Eran las 20.15 cuando su hermano Sergio, junto con el perito Alejandro Incháurregui y el juez Gustavo Lleral, organizaba la extracción de los restos mortales del río Chubut. El trío sólo estaba iluminado con linternas y luces de los teléfonos celulares. En aquella situación ocurrió el arribo del secretario de Derechos Humanos, Claudio Avruj, escoltado por Cané y dos funcionarios de menor rango del Ministerio de Justicia. En razón a su investidura, el primero pretendía ser atendido en el acto. Y la insistencia del segundo provocó que los cuatro fueran corridos a piedrazos por los pobladores. La estampa gordinflona de Cané logró treparse al auto cuando el chofer ya pisaba el acelerador.

 

Ahora ese hombre ya tiene las manos manchadas con sangre.

 

Danza con lobos

Eran las 16.30 del sábado cuando una patota del Grupo Albatros intensificó la persecución de los “prófugos” –así los denominó Villanueva– en la ladera del monte. Ellos habían intentado frenar con piedras y palos a los uniformados; eran sus únicas armas. Y ahora corrían bajo las balas disparadas con pistolas, fusiles automáticos y ametralladoras.
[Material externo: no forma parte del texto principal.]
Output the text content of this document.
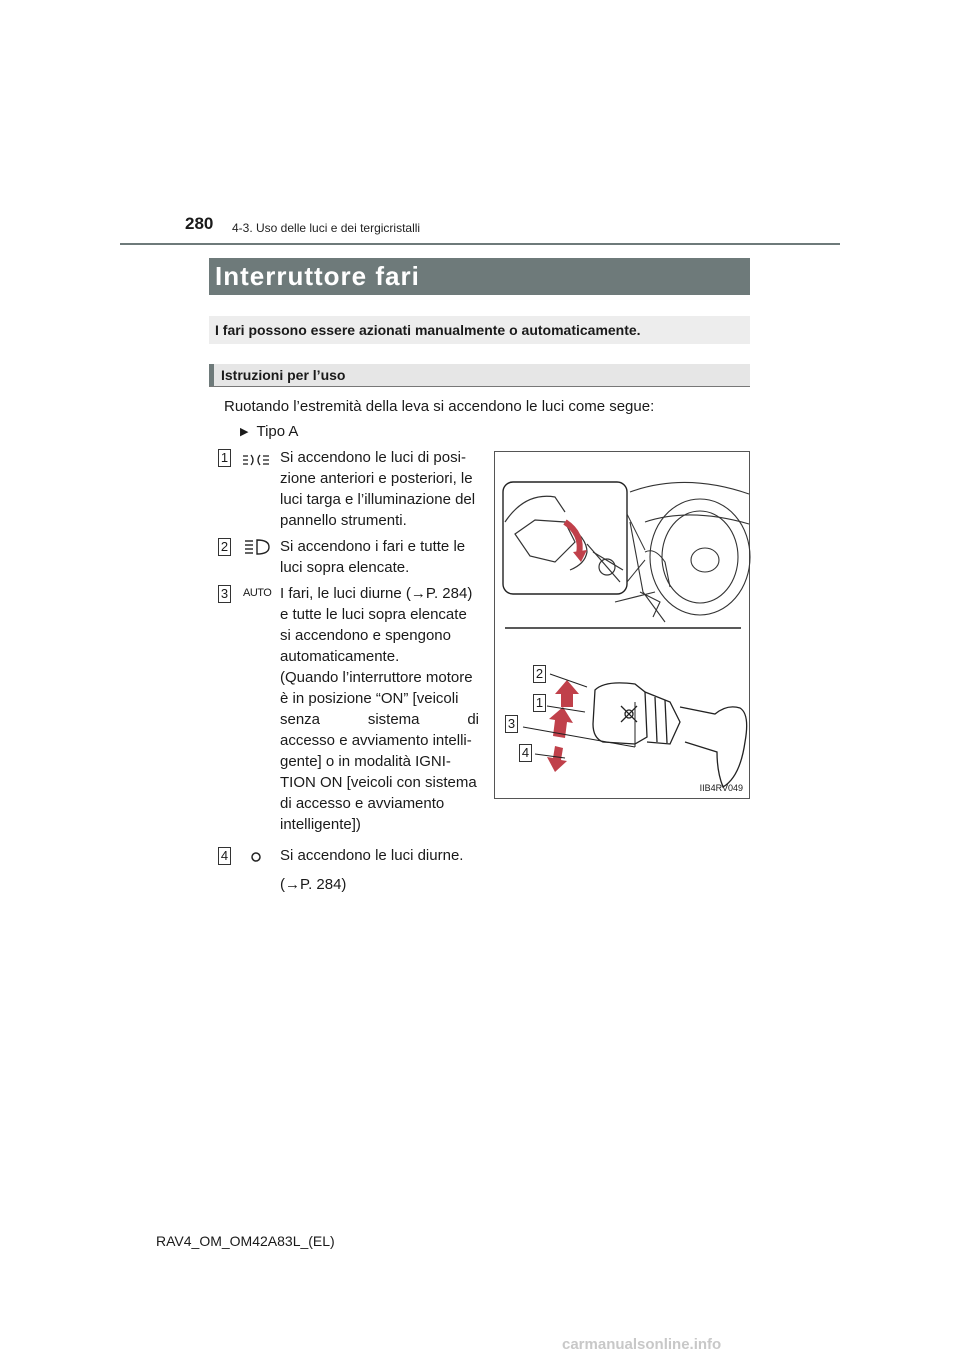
280 4-3. Uso delle luci e dei tergicristalli
Interruttore fari
I fari possono essere azionati manualmente o automaticamente.
Istruzioni per l’uso
Ruotando l’estremità della leva si accendono le luci come segue:
▶ Tipo A
1	Si accendono le luci di posi-
zione anteriori e posteriori, le
luci targa e l’illuminazione del
pannello strumenti.
2	Si accendono i fari e tutte le
luci sopra elencate.
3 AUTO I fari, le luci diurne (→P. 284)
e tutte le luci sopra elencate
si accendono e spengono
automaticamente.
(Quando l’interruttore motore
è in posizione “ON” [veicoli
senza sistema di
accesso e avviamento intelli-
gente] o in modalità IGNI-
TION ON [veicoli con sistema
di accesso e avviamento
intelligente])
4	Si accendono le luci diurne.
(→P. 284)
2
1
3
4
IIB4RV049
RAV4_OM_OM42A83L_(EL)
carmanualsonline.info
Los proyectiles rebotaban en los árboles; la corrida era desaforada. De pronto, alguien gritó: “¡Me dieron! ¡Me dieron!”. Era la voz del joven que iba a la vanguardia. Otro proyectil dio en el hombro de una mujer; se trataba de Johana Colhuán; ese plomo le pasó de lado a lado. En ese mismo instante se oyó otro alarido. Había sido lanzado por una silueta que caía. Entonces se le oyó decir: “¡No puedo respirar!”, en medio de un gemido atroz. El tiro le había atravesado un pulmón. Rafael ya agonizaba.

 

Al día siguiente el Ministerio de Seguridad habló de “enfrentamiento”.

 

Tal vez sea una broma del destino que justamente sea el juez Villanueva quien se encargue de dilucidar tal cuestión. Un crimen que, dicho sea de paso, no sobresaltó demasiado al grueso de la dirigencia política ni a un vasto sector de la prensa. Y menos aún a la parte “sana” de la ciudadanía, porque los fusilamientos ya ingresaron a la planilla Excel del PRO.